Creation Station
Health and Sanctity of Life
Cleanliness Can Be Next to Sickness and The Truth About Antibiotic Resistance
On page 21 in the January 2009 issue of the evolutionist magazine Scientific American is an article titled “When Cleanliness is Next to Malignancy” about a disease called Cytomegalovirus (CMV). It turns out that 80% of the population has the virus, but only a tiny fraction of the infected population ever develops the disease. The question is why? Although research is still ongoing, one researcher believes that one reason those who actually develop the disease is because they are too clean. This belief would also help to explain the rising numbers of people with allergies in the developed countries. Researcher Charles Cobbs of the San Francisco's California Pacific Medical Center Research Institute believes that being ultraclean will result in an underdeveloped immune system opening up the body to both infections and allergies. It is known that over use of antibiotics will result in bacteria becoming immune to them. It is not much of a stretch to understand that the same thing may be true with regards to antiseptics. Just as muscle will atrophy if not used, so to an immune system may atrophy if it gets too little exposure to the environment.

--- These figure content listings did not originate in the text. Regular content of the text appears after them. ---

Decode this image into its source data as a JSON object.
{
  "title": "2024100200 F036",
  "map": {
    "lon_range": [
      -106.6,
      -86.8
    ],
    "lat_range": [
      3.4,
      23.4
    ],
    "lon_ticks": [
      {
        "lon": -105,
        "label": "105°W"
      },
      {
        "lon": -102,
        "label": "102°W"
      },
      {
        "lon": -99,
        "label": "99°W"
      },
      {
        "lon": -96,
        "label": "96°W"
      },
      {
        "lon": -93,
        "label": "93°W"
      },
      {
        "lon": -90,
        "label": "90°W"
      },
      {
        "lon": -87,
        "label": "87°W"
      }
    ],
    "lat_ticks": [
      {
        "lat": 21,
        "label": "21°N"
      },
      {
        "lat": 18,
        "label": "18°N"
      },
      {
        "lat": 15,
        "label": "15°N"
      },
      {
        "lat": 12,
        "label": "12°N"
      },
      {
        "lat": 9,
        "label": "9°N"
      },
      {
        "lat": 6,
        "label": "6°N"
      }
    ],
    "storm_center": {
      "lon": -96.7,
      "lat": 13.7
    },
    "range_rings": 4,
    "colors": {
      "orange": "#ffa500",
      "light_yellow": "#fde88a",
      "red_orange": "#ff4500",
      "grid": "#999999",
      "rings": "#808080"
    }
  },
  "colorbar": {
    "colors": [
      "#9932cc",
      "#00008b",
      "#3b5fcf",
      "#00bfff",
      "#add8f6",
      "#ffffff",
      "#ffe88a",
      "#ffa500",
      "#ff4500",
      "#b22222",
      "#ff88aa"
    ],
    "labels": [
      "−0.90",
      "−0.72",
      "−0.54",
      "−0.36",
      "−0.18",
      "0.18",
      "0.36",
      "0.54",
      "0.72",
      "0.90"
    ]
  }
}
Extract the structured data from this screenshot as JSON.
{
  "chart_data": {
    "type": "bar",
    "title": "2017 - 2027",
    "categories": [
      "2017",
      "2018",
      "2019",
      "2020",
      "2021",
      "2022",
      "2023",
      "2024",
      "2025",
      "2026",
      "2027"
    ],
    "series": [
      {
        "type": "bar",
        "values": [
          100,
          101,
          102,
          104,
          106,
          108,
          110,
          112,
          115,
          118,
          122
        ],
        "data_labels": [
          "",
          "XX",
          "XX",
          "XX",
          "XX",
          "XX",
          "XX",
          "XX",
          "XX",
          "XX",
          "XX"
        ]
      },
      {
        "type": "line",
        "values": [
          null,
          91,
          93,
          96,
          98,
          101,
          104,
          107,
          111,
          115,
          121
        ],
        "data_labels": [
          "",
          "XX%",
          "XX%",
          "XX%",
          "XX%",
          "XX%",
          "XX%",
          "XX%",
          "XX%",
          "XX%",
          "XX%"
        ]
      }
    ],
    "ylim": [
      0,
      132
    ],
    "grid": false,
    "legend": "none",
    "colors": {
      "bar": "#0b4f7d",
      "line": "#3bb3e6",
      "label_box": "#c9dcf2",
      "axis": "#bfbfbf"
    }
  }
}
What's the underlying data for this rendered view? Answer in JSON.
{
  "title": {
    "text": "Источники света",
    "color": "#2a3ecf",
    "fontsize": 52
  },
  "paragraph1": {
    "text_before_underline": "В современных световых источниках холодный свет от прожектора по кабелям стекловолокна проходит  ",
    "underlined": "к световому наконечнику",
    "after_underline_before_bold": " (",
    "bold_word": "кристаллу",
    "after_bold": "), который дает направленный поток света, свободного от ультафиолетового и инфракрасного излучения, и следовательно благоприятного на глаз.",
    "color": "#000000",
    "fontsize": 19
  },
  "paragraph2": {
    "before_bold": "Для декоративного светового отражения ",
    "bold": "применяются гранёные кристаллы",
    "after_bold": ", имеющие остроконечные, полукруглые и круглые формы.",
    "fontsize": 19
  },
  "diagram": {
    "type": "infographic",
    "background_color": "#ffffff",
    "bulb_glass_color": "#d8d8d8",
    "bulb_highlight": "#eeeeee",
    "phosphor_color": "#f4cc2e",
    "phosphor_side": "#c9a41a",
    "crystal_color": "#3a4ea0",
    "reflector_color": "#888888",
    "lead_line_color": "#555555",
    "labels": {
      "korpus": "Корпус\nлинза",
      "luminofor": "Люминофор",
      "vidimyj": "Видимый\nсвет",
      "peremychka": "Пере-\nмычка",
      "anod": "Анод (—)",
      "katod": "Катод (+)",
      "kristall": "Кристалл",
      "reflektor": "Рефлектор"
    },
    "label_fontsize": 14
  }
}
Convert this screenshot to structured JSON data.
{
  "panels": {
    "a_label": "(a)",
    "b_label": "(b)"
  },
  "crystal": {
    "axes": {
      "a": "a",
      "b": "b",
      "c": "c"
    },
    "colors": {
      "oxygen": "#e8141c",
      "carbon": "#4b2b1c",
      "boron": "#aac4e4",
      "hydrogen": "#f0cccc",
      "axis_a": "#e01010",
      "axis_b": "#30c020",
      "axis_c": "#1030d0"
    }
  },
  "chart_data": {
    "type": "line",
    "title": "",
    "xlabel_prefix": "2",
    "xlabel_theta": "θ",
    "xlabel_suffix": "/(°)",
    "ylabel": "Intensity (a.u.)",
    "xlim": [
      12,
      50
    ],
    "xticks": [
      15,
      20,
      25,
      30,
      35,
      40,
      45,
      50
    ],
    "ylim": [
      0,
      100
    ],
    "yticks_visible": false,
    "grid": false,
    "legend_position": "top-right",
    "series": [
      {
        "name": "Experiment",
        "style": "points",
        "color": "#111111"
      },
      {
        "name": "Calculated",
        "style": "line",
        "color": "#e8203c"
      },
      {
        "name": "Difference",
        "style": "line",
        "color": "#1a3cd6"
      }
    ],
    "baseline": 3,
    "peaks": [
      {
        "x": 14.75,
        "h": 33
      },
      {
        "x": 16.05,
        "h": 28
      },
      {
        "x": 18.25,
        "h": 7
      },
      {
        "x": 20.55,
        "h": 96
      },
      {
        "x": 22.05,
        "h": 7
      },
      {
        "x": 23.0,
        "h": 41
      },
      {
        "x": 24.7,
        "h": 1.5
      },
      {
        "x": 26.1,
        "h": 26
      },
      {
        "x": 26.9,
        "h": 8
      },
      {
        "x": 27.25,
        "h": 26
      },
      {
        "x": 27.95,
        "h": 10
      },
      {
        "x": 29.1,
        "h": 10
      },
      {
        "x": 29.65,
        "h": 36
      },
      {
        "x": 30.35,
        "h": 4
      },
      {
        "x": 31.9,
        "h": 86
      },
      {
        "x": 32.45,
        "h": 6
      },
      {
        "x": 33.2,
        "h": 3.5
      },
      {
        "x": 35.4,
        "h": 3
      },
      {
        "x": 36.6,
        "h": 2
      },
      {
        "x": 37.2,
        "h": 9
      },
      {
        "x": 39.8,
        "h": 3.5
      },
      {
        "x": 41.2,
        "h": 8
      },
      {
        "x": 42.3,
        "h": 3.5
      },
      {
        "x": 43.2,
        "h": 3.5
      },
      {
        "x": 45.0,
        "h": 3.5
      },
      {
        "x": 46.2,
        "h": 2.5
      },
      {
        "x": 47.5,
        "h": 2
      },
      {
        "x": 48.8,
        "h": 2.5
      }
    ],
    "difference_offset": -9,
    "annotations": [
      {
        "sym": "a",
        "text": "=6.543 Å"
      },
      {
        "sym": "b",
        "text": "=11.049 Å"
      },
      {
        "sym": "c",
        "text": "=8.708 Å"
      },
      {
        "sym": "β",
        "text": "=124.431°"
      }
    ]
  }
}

One of the common distortions that evolutionists promote is the idea that antibiotic resistance in bacteria is evidence of evolution. Evolutionists maintain that antibiotic resistance in bacteria show that the bacteria are “evolving” new traits. What is really happening is that the bacteria are using the genetic potential that is already present or mutations are causing a loss of information that brings about antibiotic resistance. There have been examples of bacteria found that had been frozen for 200 years that were resistant to antibiotics that had only been developed in the last few decades. There is also the situation in which bacteria can have a mutation that imparts resistance. The analogy is that of a lock and key with the bacteria being the lock and the antibiotic being the key. The antibiotic, the key, was developed to fit into a specific bacterium, the lock. If a mutation causes a loss of information in the bacteria, the lock it can cause the antibiotic, the key, to no longer fit. The development of antibiotic resistance in bacteria is an example of genetic potential and mutations; it is not any evidence of evolutionism.